As many of you may have seen or heard, Tiger Woods suffered a two-stroke penalty during the second round of the Abu Dhabi HSBC Championship after he and Martin Kaymer agreed his ball was embedded and he proceeded with his options for that rule. Unfortunately, they were mistaken in their assessment of the ball’s lie and Tiger’s procedure was incorrect.
The United States Golf Association’s Manager of Rules Communications, John Van der Borght, explains Rule 25-2 and Appendix I which addresses the situation Tiger found himself in. Below is an intro to the post, but be sure to read the post in its entirety on the USGA’s website.
John Van der Borght – USGA
“Sand and the Rules of Golf again made headlines on Jan. 18 at the Abu Dhabi HSBC Championship. Last year, Rory McIlroy had a run-in with sand on his line of play which cost him a penalty of two strokes (to read about that, Click Here). During the second round of this year’s championship, Tiger Woods incurred a two-stroke penalty on the fifth hole for mistakenly taking relief when his ball was embedded in a sandy area off the fairway.”
As the USGA points out in its article, major rulings affect PGA TOUR professionals regularly, and whenever a player is in doubt about a rules situation, it is always best to find a rules official. In AJGA competitions, players are also able to play Rule 3-3 after announcing to fellow competitors their intention.
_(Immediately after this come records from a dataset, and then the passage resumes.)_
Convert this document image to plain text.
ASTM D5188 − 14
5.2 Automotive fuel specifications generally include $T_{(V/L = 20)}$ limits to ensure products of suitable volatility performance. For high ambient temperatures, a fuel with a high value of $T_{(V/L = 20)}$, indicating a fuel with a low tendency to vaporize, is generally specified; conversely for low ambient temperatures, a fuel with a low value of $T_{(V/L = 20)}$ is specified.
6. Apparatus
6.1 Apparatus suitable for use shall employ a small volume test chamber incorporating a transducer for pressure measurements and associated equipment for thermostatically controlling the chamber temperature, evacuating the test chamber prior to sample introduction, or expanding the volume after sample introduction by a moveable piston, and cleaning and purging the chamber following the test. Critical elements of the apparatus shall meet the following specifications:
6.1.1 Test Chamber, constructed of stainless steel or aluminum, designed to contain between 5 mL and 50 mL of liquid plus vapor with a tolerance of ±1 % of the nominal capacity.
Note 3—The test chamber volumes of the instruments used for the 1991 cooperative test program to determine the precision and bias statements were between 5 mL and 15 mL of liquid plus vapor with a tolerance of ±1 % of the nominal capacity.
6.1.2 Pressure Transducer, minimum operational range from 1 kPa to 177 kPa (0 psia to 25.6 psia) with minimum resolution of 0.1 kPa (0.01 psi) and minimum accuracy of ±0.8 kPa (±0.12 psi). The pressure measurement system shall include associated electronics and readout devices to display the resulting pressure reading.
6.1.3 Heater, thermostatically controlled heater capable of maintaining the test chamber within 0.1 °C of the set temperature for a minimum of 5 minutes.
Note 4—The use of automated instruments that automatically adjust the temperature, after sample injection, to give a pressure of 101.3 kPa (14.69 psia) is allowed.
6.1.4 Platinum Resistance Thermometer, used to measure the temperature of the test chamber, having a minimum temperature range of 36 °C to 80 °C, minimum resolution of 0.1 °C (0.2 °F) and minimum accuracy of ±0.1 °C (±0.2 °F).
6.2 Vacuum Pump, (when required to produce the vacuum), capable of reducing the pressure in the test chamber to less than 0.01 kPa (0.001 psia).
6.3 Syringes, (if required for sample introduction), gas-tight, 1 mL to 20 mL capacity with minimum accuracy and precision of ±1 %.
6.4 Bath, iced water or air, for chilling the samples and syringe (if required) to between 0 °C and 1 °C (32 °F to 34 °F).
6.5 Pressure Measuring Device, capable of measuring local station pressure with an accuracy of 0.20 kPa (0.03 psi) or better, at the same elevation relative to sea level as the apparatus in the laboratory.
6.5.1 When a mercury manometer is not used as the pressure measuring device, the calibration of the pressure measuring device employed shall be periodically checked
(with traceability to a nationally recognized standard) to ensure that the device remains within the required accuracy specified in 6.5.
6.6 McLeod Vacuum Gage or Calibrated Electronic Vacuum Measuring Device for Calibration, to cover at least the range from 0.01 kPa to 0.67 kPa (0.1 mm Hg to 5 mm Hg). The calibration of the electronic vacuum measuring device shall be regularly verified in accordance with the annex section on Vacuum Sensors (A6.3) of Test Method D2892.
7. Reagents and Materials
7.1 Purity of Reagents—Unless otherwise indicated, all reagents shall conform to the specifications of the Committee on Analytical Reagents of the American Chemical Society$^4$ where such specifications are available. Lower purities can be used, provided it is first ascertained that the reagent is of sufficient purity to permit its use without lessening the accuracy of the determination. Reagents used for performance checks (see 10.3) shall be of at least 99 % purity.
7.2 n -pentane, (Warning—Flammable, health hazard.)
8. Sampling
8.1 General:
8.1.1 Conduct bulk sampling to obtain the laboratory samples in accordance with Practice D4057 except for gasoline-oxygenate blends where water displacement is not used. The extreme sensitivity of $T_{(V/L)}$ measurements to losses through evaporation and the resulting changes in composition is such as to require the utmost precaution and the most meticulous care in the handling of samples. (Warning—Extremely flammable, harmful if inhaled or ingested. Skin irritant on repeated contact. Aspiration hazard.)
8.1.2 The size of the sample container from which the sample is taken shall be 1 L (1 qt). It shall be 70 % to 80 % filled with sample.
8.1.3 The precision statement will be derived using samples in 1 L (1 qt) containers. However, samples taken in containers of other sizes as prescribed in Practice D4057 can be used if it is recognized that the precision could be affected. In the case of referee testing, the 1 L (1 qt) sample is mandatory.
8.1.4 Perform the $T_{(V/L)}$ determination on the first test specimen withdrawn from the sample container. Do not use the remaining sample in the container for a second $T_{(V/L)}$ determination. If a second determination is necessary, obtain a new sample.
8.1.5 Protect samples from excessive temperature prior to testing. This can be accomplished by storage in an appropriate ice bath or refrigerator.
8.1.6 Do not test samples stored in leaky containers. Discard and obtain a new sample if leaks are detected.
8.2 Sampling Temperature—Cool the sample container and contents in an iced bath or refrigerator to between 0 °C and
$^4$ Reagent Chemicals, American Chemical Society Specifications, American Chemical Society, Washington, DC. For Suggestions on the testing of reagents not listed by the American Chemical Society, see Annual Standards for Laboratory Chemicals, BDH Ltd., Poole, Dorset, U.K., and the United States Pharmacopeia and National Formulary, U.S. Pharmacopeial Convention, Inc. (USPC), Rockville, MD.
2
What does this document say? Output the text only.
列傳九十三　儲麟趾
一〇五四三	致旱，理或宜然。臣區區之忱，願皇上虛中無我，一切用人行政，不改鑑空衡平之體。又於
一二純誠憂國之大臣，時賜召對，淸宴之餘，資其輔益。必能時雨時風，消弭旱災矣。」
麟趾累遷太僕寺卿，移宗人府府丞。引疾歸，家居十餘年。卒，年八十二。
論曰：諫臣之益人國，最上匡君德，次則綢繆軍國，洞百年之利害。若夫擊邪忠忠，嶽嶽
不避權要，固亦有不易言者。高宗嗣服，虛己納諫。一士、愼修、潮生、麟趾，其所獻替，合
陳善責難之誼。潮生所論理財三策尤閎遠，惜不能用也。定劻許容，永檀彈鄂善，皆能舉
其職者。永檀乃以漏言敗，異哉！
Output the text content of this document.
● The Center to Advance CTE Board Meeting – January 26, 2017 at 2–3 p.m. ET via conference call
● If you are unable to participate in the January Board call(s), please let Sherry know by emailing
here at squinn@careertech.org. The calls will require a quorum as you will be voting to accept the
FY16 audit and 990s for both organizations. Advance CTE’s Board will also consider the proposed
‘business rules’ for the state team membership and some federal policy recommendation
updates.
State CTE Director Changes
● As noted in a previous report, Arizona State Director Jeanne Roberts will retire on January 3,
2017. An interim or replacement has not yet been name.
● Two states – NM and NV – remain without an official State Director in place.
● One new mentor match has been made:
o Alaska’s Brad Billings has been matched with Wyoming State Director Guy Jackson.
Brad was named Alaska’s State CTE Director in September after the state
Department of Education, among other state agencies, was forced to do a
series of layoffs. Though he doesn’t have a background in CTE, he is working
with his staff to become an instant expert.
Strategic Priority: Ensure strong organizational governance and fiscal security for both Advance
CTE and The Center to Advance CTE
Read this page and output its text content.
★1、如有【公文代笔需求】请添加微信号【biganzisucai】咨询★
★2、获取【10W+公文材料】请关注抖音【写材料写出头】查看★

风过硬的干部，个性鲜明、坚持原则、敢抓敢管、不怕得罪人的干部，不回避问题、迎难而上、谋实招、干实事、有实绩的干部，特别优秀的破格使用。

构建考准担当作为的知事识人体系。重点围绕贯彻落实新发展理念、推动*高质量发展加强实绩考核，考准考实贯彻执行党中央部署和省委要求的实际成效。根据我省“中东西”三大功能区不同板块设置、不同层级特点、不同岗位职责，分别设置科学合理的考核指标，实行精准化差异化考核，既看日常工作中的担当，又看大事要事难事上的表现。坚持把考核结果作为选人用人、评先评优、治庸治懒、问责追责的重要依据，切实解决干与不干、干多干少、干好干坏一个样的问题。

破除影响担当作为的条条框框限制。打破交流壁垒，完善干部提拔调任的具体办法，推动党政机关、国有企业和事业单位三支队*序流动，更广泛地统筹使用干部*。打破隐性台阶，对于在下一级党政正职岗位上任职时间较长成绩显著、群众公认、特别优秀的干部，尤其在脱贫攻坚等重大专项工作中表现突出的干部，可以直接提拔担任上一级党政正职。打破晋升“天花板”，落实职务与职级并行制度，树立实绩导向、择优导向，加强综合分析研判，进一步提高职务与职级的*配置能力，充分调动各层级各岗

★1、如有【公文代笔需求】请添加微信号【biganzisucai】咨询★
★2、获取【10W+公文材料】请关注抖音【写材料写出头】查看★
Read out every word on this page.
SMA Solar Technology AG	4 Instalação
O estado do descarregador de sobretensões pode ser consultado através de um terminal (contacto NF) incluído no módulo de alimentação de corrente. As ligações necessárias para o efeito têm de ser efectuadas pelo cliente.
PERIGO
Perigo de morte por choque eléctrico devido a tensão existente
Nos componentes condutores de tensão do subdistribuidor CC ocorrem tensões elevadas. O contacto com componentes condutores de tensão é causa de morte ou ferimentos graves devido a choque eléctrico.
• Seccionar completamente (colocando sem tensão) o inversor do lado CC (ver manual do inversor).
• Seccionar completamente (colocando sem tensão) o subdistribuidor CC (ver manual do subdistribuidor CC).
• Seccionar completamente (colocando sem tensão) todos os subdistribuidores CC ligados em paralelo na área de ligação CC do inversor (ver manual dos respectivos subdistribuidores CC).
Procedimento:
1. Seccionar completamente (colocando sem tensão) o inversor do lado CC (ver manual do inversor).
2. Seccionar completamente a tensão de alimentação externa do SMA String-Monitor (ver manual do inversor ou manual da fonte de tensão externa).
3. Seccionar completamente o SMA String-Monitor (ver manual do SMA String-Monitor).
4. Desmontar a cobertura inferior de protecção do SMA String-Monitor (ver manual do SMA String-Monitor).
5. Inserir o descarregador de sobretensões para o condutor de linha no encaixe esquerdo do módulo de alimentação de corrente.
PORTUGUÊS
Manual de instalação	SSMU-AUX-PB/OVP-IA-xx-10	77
As Tiger unfortunately found out, getting a ruling from another player does not absolve a player from penalty of a broken rule.
“Had Woods consulted with an official before proceeding on his own, he would have been informed that while relief could not be taken under the Local Rule, he had two options: play the ball as it lay without penalty or declare it unplayable and taken relief with a one-stroke penalty.
The AJGA’s operations department prepares all year through rules school and trainsto be knowledgeable rules officials It is a standard at AJGA events to have one rules official for every three to four groups on the course, and the AJGA takes great pride in staffing its events with enough rules to be able to handle our members’ questions that arise during each round..
So now, if you ever find yourself in a situation with an embedded ball, remember to consult Rule 25-2, Appendix I, and always find a rules official when in doubt.